Really? My expectations are this: I am paying you to fight for me. To me, that means investing a little less in your "friendships", and a little more in getting your client what she needs. To me, this means, call me once in a while, email me every 2 weeks - even if all you have to say is, "no news, just checking in". It does NOT mean, take a condescending tone. It does NOT mean setting expectations, raising my hopes, only to get pissy when I hold you to those expectations. It means explaining things to me when I ask questions, taking my calls, and calling me back, especially if I have expressly asked you NOT to email me, but to call me.
So, here's reality for ya. And, I'm putting way too much info here, but... Money. I don't have enough of it. I run a little short every month, and usually have to work a few hours extra to make ends meet. This is not unusual. I'm running out of money, though, and will have to work around 10-20 hours per pay period to be able to meet my mortgage, and other bills.
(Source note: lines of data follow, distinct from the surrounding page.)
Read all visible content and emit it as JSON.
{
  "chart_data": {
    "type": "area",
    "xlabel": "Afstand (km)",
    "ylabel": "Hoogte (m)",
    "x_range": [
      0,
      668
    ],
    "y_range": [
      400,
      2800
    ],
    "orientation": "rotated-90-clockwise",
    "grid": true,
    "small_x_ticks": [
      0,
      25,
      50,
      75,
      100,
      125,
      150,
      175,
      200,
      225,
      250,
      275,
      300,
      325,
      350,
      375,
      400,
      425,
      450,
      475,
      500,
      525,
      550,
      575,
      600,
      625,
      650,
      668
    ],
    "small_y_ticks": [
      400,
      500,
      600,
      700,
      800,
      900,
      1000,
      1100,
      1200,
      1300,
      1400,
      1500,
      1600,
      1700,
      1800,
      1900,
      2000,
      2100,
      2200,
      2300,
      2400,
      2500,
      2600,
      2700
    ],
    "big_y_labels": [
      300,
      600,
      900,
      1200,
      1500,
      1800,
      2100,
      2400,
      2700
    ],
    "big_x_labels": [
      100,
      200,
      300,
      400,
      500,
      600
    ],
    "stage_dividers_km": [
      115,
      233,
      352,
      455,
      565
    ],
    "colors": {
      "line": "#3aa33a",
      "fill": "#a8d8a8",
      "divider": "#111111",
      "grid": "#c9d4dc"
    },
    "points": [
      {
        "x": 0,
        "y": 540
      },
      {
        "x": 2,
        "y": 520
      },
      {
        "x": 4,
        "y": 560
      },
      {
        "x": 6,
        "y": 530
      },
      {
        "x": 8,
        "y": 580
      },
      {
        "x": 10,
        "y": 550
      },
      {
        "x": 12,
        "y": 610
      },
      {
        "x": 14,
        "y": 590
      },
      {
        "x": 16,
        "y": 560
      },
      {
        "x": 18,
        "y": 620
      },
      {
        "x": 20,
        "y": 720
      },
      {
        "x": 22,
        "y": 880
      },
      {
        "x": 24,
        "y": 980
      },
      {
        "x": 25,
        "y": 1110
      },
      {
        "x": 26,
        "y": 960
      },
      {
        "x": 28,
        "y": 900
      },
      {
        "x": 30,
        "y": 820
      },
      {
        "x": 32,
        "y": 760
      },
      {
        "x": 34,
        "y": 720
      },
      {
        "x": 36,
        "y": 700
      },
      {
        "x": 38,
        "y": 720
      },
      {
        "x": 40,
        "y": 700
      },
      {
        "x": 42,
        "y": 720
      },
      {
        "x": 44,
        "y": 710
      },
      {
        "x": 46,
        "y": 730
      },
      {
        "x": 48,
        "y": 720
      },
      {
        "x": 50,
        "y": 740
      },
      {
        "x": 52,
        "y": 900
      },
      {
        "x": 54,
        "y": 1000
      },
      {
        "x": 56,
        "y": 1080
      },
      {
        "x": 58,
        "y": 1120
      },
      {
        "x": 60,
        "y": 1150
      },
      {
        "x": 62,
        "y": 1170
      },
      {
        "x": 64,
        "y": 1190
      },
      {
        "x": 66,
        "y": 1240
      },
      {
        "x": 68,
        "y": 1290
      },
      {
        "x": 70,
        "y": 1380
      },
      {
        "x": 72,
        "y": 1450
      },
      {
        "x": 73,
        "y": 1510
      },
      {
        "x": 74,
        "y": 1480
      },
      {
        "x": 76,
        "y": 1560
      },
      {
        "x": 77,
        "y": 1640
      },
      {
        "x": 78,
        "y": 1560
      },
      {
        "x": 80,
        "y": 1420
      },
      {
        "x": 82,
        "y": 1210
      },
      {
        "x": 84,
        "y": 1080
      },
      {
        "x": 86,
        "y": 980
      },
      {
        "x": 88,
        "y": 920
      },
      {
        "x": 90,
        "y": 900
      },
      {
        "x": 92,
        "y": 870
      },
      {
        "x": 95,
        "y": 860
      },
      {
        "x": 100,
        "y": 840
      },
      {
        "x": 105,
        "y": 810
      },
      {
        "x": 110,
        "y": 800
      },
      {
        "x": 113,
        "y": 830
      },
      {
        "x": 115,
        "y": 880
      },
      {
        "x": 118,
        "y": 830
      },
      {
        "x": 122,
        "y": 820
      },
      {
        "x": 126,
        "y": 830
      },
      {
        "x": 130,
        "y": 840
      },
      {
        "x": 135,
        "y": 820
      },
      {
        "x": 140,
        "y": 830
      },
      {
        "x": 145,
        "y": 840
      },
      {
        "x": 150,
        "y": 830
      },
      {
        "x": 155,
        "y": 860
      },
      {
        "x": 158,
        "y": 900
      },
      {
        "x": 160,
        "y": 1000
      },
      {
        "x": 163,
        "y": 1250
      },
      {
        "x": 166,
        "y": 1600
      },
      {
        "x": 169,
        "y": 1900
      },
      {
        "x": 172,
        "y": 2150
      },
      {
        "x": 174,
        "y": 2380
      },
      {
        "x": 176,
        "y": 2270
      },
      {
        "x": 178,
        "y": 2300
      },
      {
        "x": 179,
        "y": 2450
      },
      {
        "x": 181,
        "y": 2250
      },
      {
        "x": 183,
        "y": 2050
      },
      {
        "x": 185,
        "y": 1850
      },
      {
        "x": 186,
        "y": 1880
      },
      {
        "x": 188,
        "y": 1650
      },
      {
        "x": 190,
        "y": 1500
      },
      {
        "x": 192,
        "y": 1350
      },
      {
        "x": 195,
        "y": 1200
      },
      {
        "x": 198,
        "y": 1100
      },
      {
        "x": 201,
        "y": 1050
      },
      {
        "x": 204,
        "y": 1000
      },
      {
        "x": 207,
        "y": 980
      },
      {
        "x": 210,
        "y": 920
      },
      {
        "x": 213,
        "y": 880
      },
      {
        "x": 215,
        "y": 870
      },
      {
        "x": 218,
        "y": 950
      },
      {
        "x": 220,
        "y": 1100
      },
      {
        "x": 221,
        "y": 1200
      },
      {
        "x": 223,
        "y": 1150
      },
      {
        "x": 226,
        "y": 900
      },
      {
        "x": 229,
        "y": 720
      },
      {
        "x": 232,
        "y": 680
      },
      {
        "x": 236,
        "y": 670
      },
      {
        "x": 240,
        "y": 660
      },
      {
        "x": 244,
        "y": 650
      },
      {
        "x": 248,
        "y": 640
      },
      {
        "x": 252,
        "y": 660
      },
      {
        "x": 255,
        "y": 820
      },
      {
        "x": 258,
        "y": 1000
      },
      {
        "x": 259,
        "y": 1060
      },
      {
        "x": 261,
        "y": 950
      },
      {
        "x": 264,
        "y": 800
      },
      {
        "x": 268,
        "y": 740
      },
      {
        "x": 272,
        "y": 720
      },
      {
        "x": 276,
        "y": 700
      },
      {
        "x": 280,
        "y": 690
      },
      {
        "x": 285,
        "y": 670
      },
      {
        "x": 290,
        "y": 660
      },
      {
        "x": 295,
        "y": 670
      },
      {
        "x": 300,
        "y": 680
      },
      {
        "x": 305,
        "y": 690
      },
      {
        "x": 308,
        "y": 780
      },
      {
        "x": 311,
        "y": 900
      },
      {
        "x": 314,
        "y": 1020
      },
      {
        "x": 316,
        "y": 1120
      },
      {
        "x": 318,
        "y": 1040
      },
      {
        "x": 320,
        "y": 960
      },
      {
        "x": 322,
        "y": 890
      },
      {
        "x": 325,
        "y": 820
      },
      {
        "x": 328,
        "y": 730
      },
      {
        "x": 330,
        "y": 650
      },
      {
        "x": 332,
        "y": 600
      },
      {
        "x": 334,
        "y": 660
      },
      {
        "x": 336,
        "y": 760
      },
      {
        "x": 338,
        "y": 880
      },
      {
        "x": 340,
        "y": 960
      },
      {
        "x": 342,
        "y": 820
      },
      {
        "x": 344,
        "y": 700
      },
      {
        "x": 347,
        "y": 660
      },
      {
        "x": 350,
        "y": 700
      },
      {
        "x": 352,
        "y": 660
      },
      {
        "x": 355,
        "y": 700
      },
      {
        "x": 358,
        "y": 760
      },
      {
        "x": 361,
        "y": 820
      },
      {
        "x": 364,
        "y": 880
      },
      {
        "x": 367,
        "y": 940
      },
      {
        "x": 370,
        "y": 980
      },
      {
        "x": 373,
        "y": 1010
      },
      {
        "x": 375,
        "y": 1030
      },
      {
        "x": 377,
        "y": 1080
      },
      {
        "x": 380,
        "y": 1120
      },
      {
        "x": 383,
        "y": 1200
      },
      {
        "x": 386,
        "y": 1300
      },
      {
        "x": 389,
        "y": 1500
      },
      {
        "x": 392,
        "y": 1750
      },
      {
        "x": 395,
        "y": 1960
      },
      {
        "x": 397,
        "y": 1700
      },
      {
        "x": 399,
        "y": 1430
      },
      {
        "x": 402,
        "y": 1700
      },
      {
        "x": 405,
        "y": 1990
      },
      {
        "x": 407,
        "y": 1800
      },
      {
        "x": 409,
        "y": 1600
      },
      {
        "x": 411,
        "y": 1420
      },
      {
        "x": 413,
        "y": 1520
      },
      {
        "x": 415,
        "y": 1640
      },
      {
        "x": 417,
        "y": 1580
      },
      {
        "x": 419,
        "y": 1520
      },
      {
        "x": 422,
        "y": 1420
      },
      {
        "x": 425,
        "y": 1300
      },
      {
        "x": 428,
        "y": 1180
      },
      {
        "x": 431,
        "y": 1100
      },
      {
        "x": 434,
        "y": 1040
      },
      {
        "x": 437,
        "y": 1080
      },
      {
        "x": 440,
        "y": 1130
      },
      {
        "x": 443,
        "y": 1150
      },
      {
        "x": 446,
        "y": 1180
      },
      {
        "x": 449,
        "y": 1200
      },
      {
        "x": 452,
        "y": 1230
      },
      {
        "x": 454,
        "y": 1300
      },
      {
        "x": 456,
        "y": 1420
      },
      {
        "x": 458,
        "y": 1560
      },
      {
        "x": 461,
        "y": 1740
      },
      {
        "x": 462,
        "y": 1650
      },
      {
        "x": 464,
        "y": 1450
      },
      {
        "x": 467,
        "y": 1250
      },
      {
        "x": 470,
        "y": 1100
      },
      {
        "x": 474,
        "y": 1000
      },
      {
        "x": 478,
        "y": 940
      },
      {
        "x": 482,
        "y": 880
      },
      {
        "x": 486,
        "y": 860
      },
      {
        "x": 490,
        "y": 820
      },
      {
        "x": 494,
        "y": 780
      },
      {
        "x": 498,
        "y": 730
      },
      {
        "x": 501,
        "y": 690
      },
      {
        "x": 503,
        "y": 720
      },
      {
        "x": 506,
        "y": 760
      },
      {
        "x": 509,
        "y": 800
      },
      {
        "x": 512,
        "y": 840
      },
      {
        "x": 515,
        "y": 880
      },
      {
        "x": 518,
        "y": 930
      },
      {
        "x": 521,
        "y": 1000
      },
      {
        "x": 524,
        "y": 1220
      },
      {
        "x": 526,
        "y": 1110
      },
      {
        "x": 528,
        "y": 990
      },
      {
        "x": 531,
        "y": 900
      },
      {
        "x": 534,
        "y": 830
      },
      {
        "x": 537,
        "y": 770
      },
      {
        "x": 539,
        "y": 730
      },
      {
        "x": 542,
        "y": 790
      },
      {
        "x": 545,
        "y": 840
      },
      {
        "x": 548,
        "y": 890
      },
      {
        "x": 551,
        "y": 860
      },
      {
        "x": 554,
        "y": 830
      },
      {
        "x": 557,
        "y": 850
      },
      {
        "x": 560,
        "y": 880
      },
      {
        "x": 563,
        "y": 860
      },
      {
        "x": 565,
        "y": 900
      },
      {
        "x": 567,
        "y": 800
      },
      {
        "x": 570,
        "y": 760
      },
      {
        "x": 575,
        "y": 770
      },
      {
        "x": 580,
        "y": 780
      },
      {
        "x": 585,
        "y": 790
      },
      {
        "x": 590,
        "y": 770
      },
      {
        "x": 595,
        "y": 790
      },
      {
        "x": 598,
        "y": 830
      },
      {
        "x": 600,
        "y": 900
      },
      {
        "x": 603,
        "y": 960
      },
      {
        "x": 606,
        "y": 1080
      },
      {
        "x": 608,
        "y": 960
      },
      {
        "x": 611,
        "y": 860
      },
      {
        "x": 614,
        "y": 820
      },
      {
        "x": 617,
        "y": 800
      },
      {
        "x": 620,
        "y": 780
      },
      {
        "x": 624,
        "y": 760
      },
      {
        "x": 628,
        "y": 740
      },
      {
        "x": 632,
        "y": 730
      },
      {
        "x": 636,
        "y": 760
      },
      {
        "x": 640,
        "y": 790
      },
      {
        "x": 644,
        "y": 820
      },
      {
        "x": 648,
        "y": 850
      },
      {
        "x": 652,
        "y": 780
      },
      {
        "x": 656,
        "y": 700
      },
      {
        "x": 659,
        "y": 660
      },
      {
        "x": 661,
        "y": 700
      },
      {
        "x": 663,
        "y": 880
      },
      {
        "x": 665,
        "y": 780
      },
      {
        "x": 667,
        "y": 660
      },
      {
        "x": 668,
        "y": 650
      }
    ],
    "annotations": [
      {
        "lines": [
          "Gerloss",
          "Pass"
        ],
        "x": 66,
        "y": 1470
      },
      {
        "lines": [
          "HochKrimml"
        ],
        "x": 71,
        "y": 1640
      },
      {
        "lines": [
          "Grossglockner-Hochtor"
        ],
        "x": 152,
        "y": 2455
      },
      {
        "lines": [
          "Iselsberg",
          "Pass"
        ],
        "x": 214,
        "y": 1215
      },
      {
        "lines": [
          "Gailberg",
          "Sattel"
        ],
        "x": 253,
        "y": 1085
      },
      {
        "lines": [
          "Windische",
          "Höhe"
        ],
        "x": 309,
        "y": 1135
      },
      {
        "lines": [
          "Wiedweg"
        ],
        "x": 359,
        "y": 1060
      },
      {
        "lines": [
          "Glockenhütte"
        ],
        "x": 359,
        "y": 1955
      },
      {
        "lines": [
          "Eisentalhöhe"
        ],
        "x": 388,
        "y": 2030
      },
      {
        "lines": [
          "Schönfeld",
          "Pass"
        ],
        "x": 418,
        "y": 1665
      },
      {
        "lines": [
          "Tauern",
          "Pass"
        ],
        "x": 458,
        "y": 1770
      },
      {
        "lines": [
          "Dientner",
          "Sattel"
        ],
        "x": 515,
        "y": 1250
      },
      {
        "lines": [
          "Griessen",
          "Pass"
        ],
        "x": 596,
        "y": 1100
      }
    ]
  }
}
No big deal, right? It hurts like hell to work, but I would make myself do it.
So, here's the million dollar question. How am I going to do that after my surgery? Not after I'm healed, and returned to work. But, in the days, weeks, months, following surgery, how will I survive? How will I make the mortgage payments? Lest you think this is something new, I've been having this exact same discussion with my attorney, and paralegal, ALL YEAR LONG. They have known, ALL YEAR, that without an advance on my settlement, I probably won't be able to afford the surgery. Not a new concept, at all.
Except that, today, he acts like he's never heard it before. He's the one who mentioned it to me, long ago. He's forgotten that. Completely. So, todays message is that it is highly unlikely I'll get that advance, and there's no legal remedy because the company isn't obligated to pay. I'm on their good graces. Yeah, so I figure I have about the same chance as a snowball in Hell surviving the experience. So, in case you don't know already, I have ZERO chance. I think, morally, they are obligated.
So, I'm reading this, getting more and more upset, and panicked, and start crying. And, crying. Like, those body wracking sobs crying. I rarely cry in front of kids. Sure, I weep a little, tear up at commercials and tv shows, movies, etc... but not out and out hysterical sobbing. Broke that record today. Poor Schyler - came in, put his arms around me, and just waited it out. We talked it over, but there's really nothing he can do. He, and the others, are in school, and that's where they'll stay.
So, I've been walking around today, feeling dead and leaden. Attorney hasn't responded to my lastest email (shock and surprise, here), and I don't expect to hear from him. He expects me to go to the hearing next week - oh, so finally, I'm to go to a hearing. Not like you haven't been to several over the year, but now you want me there. It's supposed to let the commissioner know that I'm taking my case seriously.
Are you fucking kidding me??? I've been taking this thing seriously since,,, oh, that's right - when it happened! fucking morons, all of them. But, I'm back to my question - what good does it do to get an approval (and would you believe that the adjustor STILL has not issued the approval????), if I can't have the surgery anyway?
And, all this time, I'm trying to figure out what I've done to deserve any of this. Not trying to have a pity party, but I honest to God cannot figure out what I've done that would warrant all this. I don't think I'm a terrible person, but maybe I am. Clearly, I've done something, and I'd make it right, but I just don't know what it is.